Three dimensional carbon coated In2S3 nanowires assembled graphene composites as high performance sodium ion battery anode

It is still a great challenge to develop high performance anode materials for sodium ion battery (SIB) with high rate and long cycle. In this work, we try to use one step polyvinyl alcohol (PVA)-induced method to prepare three dimensional (3D) carbon coated In2S3 nanowires assembled graphene composites as high performance SIB anode. PVA can successfully regulate and control the In2S3 structure from nanoparticles, nanosheets to nanowires. Under the adsorption of oxygen-containing functional groups of graphene skeleton, the presence of PVA backbone can also induce the 1D anisotropic growth of In2S3 nanowires. Meanwhile, the PVA layer also becomes a uniform carbon layer after carbonization and is coated on the outer surface of In2S3 nanowires.
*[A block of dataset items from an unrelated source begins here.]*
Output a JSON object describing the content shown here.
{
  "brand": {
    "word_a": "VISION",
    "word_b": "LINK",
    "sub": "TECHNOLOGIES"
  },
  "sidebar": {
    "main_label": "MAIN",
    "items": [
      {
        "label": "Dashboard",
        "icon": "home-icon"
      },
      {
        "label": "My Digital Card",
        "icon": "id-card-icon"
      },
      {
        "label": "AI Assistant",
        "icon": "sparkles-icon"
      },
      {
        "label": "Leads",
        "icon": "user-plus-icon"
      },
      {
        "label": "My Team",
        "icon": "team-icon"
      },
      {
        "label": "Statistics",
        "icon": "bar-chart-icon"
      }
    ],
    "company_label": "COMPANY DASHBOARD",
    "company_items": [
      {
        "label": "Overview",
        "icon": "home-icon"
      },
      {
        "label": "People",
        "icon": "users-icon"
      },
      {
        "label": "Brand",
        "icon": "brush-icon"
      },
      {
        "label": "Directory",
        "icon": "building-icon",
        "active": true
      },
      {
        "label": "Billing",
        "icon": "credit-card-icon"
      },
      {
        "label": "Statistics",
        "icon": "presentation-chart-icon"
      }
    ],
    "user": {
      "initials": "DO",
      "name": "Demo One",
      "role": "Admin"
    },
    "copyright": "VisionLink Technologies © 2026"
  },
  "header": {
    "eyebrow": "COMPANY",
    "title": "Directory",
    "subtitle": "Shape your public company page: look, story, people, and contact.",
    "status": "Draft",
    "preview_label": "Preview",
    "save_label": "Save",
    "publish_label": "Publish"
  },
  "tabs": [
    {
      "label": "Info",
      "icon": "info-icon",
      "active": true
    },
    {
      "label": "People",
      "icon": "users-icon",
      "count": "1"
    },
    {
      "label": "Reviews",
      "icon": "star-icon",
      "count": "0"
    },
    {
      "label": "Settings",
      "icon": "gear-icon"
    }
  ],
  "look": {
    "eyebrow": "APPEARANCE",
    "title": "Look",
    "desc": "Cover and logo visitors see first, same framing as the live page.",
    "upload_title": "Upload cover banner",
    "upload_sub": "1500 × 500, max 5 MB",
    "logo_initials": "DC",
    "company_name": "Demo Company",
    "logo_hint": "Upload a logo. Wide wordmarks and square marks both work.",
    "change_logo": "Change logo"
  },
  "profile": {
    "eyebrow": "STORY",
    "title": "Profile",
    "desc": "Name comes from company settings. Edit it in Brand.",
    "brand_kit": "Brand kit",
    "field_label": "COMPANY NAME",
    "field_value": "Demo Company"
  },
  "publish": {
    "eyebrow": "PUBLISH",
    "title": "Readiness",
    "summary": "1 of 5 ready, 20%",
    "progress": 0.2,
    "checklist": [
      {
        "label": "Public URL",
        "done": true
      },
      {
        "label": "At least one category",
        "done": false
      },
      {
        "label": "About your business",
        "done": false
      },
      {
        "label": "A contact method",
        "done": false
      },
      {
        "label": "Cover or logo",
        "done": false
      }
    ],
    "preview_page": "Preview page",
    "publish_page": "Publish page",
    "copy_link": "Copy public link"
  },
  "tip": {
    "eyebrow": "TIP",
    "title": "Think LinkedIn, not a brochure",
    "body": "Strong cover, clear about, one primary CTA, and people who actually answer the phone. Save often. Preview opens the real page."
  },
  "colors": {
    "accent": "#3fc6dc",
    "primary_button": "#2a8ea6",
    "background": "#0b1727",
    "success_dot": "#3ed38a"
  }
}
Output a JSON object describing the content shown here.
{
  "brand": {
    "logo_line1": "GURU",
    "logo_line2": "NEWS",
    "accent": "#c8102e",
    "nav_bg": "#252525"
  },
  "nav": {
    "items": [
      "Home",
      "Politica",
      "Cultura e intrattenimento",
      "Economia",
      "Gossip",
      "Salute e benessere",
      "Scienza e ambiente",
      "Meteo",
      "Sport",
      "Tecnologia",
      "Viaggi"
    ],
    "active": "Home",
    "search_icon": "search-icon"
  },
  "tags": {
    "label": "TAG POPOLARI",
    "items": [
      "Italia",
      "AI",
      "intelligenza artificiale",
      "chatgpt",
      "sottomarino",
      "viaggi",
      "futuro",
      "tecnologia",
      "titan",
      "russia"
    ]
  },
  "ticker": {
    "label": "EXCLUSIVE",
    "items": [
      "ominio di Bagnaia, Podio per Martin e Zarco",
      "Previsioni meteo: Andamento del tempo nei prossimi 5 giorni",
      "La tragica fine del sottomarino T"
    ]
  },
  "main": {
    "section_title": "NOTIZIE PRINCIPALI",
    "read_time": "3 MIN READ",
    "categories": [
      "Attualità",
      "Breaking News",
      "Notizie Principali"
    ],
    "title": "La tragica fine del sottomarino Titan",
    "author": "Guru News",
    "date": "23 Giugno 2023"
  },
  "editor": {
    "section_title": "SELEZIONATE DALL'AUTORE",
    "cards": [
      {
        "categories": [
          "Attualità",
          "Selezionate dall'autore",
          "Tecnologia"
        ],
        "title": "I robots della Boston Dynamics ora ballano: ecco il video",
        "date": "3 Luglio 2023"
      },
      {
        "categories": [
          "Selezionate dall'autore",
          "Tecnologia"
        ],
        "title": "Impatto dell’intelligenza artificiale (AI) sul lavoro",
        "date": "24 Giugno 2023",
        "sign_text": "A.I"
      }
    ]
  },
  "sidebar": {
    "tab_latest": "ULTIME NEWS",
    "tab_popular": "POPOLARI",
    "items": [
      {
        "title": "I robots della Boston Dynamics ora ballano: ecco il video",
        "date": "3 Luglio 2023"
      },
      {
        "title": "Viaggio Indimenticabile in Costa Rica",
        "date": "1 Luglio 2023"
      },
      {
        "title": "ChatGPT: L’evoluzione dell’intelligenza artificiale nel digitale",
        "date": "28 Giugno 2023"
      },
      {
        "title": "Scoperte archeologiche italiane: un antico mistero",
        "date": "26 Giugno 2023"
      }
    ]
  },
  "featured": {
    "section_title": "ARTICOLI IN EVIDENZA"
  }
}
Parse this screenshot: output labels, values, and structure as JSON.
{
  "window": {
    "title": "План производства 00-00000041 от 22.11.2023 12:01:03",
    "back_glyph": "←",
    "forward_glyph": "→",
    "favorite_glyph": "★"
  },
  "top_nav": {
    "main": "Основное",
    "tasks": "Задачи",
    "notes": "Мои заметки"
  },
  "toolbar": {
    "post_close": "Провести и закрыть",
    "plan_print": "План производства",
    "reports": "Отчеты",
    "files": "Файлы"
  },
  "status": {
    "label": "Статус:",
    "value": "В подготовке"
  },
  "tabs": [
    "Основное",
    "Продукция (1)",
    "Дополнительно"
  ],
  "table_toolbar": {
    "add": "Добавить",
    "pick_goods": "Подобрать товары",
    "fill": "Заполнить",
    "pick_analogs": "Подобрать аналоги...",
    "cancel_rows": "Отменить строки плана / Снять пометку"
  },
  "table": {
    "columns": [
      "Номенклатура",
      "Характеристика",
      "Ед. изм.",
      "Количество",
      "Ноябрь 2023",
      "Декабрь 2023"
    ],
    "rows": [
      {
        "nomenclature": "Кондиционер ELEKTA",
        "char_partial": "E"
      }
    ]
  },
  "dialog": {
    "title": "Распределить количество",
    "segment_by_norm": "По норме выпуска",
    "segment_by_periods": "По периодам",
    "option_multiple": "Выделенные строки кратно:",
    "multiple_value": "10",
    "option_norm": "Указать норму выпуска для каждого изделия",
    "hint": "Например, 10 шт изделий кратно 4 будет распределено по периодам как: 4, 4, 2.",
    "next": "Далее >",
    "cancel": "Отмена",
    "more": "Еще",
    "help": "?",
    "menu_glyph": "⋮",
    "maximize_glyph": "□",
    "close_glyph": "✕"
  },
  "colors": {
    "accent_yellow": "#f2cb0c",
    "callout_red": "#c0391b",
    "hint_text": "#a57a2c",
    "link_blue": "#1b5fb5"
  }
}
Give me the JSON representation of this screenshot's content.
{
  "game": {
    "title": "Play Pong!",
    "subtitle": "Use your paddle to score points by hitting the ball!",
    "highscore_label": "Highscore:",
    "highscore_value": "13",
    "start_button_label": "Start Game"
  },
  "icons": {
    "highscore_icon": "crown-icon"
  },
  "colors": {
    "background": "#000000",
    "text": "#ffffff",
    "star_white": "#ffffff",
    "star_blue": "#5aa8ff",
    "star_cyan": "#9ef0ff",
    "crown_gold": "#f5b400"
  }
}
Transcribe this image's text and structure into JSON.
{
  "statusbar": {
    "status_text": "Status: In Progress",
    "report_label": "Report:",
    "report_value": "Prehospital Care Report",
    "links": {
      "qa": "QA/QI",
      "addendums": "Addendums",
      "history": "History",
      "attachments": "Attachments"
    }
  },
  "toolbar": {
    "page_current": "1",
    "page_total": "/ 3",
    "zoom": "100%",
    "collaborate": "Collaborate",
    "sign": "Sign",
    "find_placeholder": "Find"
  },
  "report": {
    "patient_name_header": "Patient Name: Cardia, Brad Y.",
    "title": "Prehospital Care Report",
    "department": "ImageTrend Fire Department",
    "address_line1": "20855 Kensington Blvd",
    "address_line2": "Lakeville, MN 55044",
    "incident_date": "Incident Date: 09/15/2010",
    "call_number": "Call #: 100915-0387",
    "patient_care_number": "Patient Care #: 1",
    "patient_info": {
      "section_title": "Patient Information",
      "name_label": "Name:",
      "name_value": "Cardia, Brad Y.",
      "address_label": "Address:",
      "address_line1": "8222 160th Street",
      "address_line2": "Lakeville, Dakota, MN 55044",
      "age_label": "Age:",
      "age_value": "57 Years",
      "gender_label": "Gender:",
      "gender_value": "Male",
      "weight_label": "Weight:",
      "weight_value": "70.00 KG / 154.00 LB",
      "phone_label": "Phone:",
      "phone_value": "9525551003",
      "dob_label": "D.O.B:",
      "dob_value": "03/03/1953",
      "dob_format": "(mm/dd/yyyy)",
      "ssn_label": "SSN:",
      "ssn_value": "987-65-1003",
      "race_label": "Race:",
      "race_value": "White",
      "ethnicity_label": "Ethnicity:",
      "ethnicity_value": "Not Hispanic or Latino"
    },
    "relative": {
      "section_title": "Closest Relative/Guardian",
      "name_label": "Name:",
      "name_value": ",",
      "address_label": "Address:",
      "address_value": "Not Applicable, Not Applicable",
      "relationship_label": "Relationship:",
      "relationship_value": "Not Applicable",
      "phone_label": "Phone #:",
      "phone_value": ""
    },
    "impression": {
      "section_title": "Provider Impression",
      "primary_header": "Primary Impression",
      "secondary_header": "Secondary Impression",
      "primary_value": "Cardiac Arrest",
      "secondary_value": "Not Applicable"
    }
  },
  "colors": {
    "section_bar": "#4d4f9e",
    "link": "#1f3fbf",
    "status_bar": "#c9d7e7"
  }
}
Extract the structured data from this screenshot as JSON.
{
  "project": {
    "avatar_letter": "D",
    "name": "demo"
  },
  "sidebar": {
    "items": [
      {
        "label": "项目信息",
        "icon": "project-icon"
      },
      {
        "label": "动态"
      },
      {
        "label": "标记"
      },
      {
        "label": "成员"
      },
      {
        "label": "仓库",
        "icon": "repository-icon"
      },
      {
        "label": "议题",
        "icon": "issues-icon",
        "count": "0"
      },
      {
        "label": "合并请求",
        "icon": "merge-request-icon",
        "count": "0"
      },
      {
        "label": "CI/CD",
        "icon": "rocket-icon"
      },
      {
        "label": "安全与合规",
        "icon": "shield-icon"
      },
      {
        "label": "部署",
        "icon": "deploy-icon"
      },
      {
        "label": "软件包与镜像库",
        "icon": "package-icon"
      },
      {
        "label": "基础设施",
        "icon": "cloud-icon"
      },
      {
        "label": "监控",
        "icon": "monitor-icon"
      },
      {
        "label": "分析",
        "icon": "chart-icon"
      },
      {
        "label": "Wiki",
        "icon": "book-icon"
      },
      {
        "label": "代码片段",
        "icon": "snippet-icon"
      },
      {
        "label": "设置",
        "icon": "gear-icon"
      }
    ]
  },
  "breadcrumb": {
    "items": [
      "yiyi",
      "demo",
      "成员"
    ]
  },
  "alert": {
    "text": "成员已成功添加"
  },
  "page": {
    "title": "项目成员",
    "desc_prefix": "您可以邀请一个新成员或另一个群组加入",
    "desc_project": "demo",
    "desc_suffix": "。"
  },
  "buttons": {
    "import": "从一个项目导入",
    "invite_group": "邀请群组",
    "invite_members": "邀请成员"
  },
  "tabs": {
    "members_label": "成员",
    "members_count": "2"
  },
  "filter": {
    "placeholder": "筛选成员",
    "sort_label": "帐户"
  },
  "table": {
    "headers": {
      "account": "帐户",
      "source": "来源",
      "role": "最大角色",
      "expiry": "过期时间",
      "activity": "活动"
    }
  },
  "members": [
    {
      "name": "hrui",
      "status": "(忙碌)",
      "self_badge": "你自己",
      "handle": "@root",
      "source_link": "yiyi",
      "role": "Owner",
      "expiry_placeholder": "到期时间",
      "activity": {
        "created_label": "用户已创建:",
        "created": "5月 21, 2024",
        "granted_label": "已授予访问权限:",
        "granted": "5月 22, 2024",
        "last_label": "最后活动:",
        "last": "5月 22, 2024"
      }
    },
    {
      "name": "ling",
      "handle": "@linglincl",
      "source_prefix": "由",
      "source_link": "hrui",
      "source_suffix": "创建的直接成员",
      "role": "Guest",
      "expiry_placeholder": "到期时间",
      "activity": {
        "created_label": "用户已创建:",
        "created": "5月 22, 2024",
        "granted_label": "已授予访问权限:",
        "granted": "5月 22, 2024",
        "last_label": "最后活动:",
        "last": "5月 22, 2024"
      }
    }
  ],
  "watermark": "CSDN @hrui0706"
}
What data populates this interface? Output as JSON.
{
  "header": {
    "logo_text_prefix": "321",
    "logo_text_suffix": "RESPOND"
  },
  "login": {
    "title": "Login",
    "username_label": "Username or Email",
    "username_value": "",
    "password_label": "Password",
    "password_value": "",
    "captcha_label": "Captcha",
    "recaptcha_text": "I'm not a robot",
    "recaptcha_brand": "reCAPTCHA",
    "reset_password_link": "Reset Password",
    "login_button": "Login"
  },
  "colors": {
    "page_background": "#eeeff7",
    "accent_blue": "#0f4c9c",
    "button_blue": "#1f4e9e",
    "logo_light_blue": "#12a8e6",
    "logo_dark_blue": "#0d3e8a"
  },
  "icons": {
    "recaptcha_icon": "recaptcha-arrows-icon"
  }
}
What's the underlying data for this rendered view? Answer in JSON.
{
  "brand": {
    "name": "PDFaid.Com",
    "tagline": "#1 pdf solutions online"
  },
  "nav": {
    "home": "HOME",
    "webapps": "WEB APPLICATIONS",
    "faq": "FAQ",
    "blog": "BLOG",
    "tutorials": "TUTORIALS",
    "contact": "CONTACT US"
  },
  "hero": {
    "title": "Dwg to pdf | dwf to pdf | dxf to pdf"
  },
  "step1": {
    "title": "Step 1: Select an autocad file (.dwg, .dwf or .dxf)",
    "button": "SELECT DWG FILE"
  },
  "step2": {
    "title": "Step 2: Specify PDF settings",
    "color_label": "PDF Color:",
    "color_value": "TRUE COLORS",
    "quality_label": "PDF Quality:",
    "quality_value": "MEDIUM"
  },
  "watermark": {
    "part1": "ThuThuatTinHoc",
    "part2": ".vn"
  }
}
The as-prepared 3D carbon coated In2S3 nanowires assembled graphene composite electrode displays superior sodium storage performance, which can show a high reversible capacity of 509 mAh g(-1) and maintain the super stable reversible capacities of 360, 256 and 165 mAh g(-1) at 0.5, 2 and 6 A g(-1) for 1000 cycles, respectively, which can be attributed to the 3D porous graphene composite structure, homogeneous carbon coated on In2S3 nanowire surface and S doped in carbon structure edge sites enhancing pseudocapacitive contributions. (C) 2021 Published by Elsevier Ltd.

Automated summary

This study successfully prepared high-performance SIB anode materials using PVA-induced method. The 3D carbon-coated In2S3 nanowires assembled graphene composite exhibited excellent sodium storage performance, attributed to the porous graphene structure, uniform carbon coating, and S doping in the carbon structure edge sites.